Приказом от 7-го ноября Александр Павлович назначен полковником в Семеновский полк, а полковник Аракчеев — комендантом города Петербурга и в Преображенский полк. На следующий день, 8-го ноября, Аракчеев произведен в генерал-майоры и пожалован кавалером св. Анны 1-й степени. Отныне гатчинский капрал, по отзыву Ростопчина, взялся смирять высокомерие екатерининских вельмож и при первом же вахтпараде гвардейцам пришлось ознакомиться с прелестями его цветистой речи, услышав из уст его незнакомое для них поощрение, выраженное гнусливым голосом в грозных словах: „что же вы, ракалии, не маршируете! Вперед — марш“.

С какими чувствами Аракчеев относился вообще к Екатерининским преданиям, можно судить по следующему любопытному рассказу, сохранившемуся в записках Михайловского-Данилевского. Император Павел неоднократно поручал Аракчееву инспектирование войск по России. При смотре екатеринославского гренадерского полка Аракчеев назвал громогласно знамена этого полка, прославившегося в прошлых войнах своей храбростью, „Екатерининскими юпками“.

10-го ноября гатчинские войска, вызванные в Петербург, торжественно вступили в столицу. Военная церемония окончилась неожиданным распоряжением о включении их в состав полков лейб-гвардии. Впечатление, произведенное среди гвардии этим повелением, было потрясающее. „На всех напало какое-то уныние,— пишет тогдашний гвардеец, граф Комаровский. — Иначе и быть не могло, ибо эти новые товарищи были не только без всякого воспитания, но многие из них развратного поведения; некоторые даже ходили по кабакам, так что гвардейские наши солдаты гнушались быть у них под командой“.
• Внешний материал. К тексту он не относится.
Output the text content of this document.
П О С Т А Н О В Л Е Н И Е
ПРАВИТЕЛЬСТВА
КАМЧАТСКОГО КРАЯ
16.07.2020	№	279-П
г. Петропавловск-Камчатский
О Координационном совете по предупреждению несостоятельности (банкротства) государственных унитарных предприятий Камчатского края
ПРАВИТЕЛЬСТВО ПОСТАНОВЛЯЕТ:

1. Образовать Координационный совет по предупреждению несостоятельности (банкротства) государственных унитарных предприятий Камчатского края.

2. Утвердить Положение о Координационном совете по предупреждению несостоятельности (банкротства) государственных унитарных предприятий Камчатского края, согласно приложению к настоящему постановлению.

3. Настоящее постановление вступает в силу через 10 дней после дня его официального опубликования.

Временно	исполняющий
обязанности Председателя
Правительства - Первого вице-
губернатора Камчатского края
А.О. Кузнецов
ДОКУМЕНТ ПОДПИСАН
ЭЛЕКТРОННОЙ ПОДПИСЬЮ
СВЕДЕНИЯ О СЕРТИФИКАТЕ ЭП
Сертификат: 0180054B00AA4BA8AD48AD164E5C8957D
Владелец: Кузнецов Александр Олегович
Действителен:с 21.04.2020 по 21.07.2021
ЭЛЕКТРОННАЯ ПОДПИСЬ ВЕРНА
Таким образом, новое царствование с первых же дней сделалось отрицанием предыдущего. Наступила новая эпоха в русской истории. „Называли ее, — как выразился Ф. П. Лубяновский, — где как требовалось: торжественно и громогласно возрождением; в приятельской беседе, осторожно и вполголоса — царством власти, силы и страха; в тайне между четырех глаз — затмением свыше“. Началась беспощадная ломка всего, созданного для России гением Екатерины. „Вообще сказать можно“, писал граф А. Р. Воронцов, „был хаос совершенный“.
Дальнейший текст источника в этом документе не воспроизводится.